First, a note on the book’s aim. WWOTF is to longtermism what Animal Liberation was to anti-speciesism. Targeted at a general audience, it advocates for an important kind of moral circle expansion—urging us to take more fully into account morally significant interests or considerations that we otherwise tend to unduly neglect. (Like much of the best applied ethics, it clearly draws inspiration from utilitarian moral theory, without actually committing the reader to anything stronger than the importance of beneficence.) It’s interesting and engaging to read, seamlessly combining vivid thought experiments and philosophical reasoning with empirical research and moral lessons from history to yield revisionary (yet compelling) conclusions about how we ought to live.
Note that, because it’s targeted at a general audience, the book doesn’t probe at edge cases or test longtermist principles in extremis in the way that academic philosophers might prefer. So, don’t expect discussion of whether it would (in principle) be worth torturing everyone alive today in order to reduce extinction risk this century by some tiny fraction of a percentage point. (If you’re after this sort of pure philosophy, see ‘The Case for Strong Longtermism’, Bostrom’s ‘Astronomical Waste’, or Beckstead & Thomas’s ‘A paradox for tiny probabilities and enormous values’.) Instead, this book sensibly focuses on the urgent yet undeniable point that we really ought to take greater care not to wipe ourselves out (or otherwise neglectfully slip into a bad long-term trajectory).

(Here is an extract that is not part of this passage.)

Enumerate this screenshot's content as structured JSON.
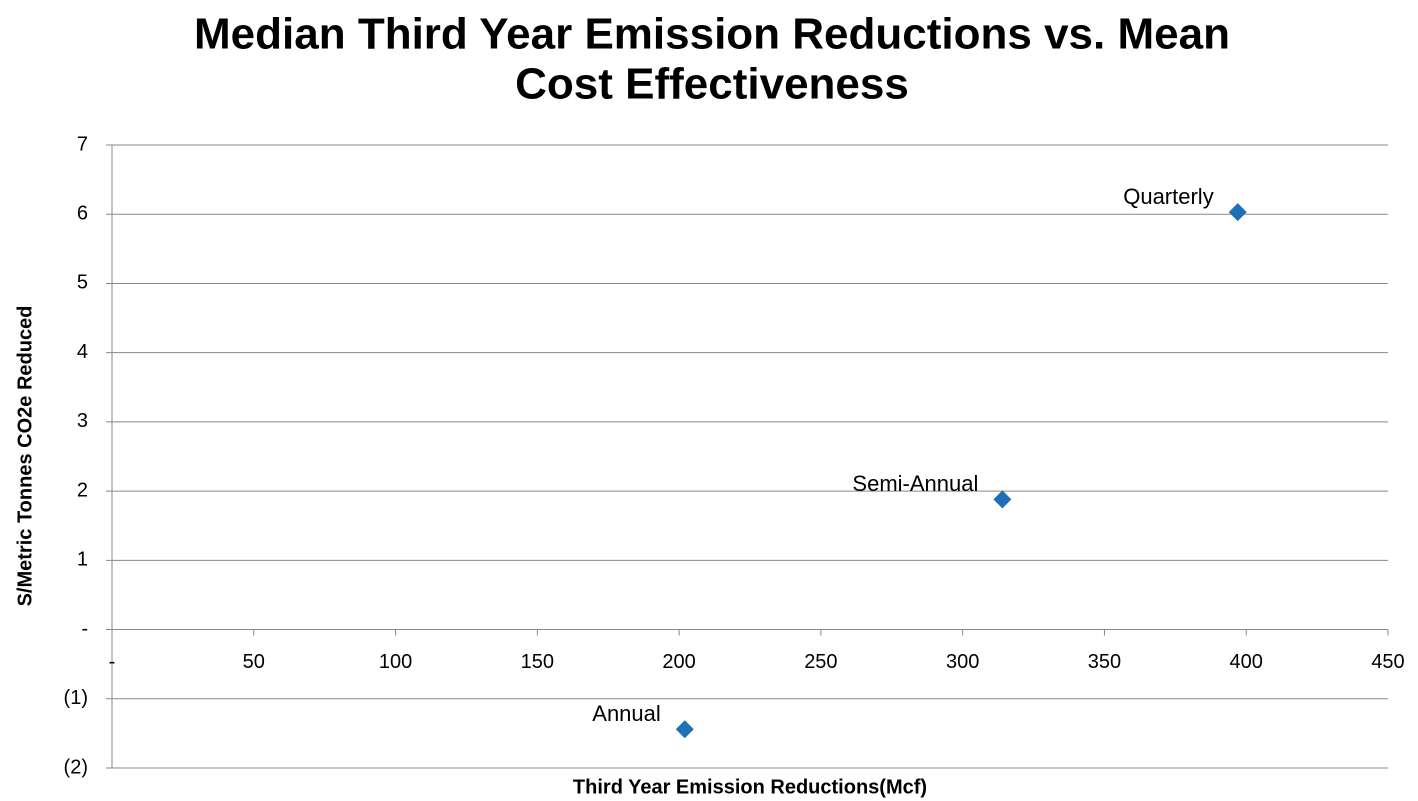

Like many of the most important claims in practical ethics, this shouldn’t be controversial, once it’s drawn to our attention. But it does involve a major change in mindset. So the real value of the book, as I see it, is to bring this basic moral insight to our attention, and guide us in applying this new lens to see things in a new light.
As is probably clear from the above, I think this is a very important book! The practical upshot:
We can steer civilization onto a better trajectory by delaying the point of value lock-in or by improving the values that guide the future. And we can ensure that we have a future at all by reducing the risk of extinction, collapse, and technological stagnation.

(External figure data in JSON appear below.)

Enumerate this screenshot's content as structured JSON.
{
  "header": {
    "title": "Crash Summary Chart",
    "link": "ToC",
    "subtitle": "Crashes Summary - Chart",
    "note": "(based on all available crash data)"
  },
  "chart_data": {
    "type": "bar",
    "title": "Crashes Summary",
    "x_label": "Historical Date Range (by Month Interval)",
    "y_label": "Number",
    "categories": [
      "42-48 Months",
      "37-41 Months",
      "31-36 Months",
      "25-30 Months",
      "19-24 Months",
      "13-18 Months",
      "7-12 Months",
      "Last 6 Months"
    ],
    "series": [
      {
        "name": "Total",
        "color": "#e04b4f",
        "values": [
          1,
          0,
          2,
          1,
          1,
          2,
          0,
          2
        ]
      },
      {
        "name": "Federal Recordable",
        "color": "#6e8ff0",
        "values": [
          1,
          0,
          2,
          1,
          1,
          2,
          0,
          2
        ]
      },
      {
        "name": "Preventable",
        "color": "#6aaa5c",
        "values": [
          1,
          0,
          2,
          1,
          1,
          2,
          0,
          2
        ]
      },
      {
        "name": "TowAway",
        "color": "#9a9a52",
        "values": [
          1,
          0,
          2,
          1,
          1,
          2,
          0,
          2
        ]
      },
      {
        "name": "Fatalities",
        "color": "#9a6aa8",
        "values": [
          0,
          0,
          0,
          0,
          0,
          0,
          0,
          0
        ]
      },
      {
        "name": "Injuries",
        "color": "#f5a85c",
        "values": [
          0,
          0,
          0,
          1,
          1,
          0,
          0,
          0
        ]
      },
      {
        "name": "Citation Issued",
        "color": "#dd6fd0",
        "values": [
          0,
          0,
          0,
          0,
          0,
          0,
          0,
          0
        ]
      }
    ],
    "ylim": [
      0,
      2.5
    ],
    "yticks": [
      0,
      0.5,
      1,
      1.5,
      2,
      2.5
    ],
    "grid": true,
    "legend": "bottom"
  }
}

If you’re already broadly sympathetic to EA principles, then the best indication of what you can expect to get from the book may be what Will himself learned:
I take historical contingency, and especially the contingency of values, much more seriously than I did a few years ago. I’m far more worried about the longterm impacts of technological stagnation than I was even last year. Over time, I became reassured about civilization’s resilience in the fact of major catastrophes and then disheartened by the possibility that we might deplete easily accessible fossil fuels in the future, which could make civilizational recovery more difficult.

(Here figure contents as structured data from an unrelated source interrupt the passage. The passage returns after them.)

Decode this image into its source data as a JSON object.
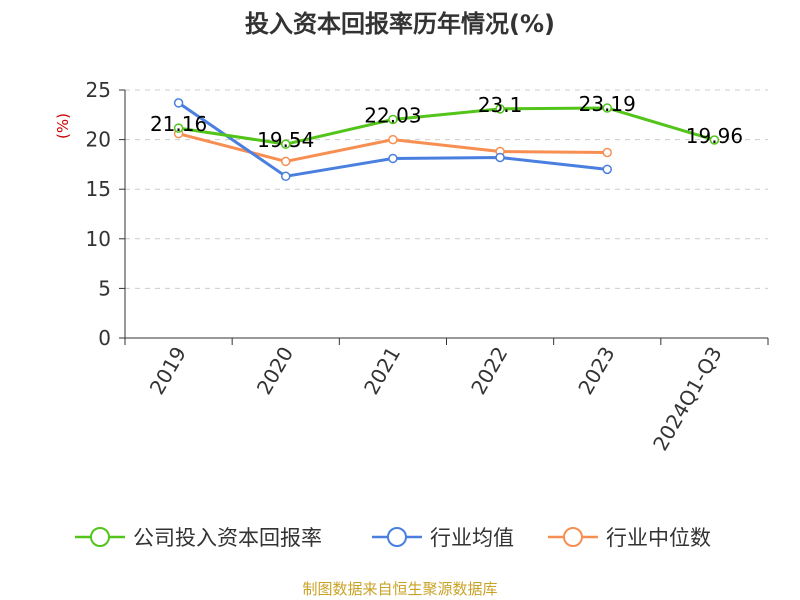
{
  "title": "投入资本回报率历年情况(%)",
  "source": "制图数据来自恒生聚源数据库",
  "colors": {
    "company": "#52c41a",
    "industry_avg": "#4a7fe0",
    "industry_median": "#f78f53",
    "unit": "#cc0000",
    "source": "#c9a227"
  },
  "chart_data": {
    "type": "line",
    "title": "投入资本回报率历年情况(%)",
    "ylabel": "(%)",
    "xlabel": "",
    "categories": [
      "2019",
      "2020",
      "2021",
      "2022",
      "2023",
      "2024Q1-Q3"
    ],
    "ylim": [
      0,
      25
    ],
    "yticks": [
      0,
      5,
      10,
      15,
      20,
      25
    ],
    "grid": true,
    "legend_position": "bottom",
    "series": [
      {
        "name": "公司投入资本回报率",
        "values": [
          21.16,
          19.54,
          22.03,
          23.1,
          23.19,
          19.96
        ],
        "labels": [
          "21.16",
          "19.54",
          "22.03",
          "23.1",
          "23.19",
          "19.96"
        ],
        "color_key": "company"
      },
      {
        "name": "行业均值",
        "values": [
          23.7,
          16.3,
          18.1,
          18.2,
          17.0,
          null
        ],
        "color_key": "industry_avg"
      },
      {
        "name": "行业中位数",
        "values": [
          20.6,
          17.8,
          20.0,
          18.8,
          18.7,
          null
        ],
        "color_key": "industry_median"
      }
    ]
  }
}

If you’re not the slightest bit sympathetic to EA, then I don’t know what to say. Hopefully you’ll at least find the book thought-provoking? (Write a reasonable critique and maybe you’ll win $20k!) Reading this book should at least provide one with a much clearer understanding of what longtermism looks like in practice.
The book wraps up with three rules of thumb for improving the future in the face of uncertainty:
First, take actions that we can be comparatively confident are good [e.g. general capacity-building]…
Second, try to increase the number of options open to us…
Third, try to learn more.
Seems like good advice! General capacity-building might flow from direct work, well-targeted donations, or “political activism, spreading good ideas, and having children.”
Re: learning more, maybe start with reading this book!
Overall, I highly recommend it. It’s more sensible and down-to-earth than the most provocative academic papers on the topic, which may be viewed as good or bad depending on what you’re looking for. I expect it’d be a lot of fun to base an undergraduate class around. (In my experience, students love how accessible MacAskill’s popular writing is. And I think this one has more depth than Doing Good Better.) Supplement with some of the papers linked above, to test how far the ideas can be pushed. But don’t forget that you needn’t go all the way to total utilitarianism in order to accept the basic moral insight that future generations matter, too.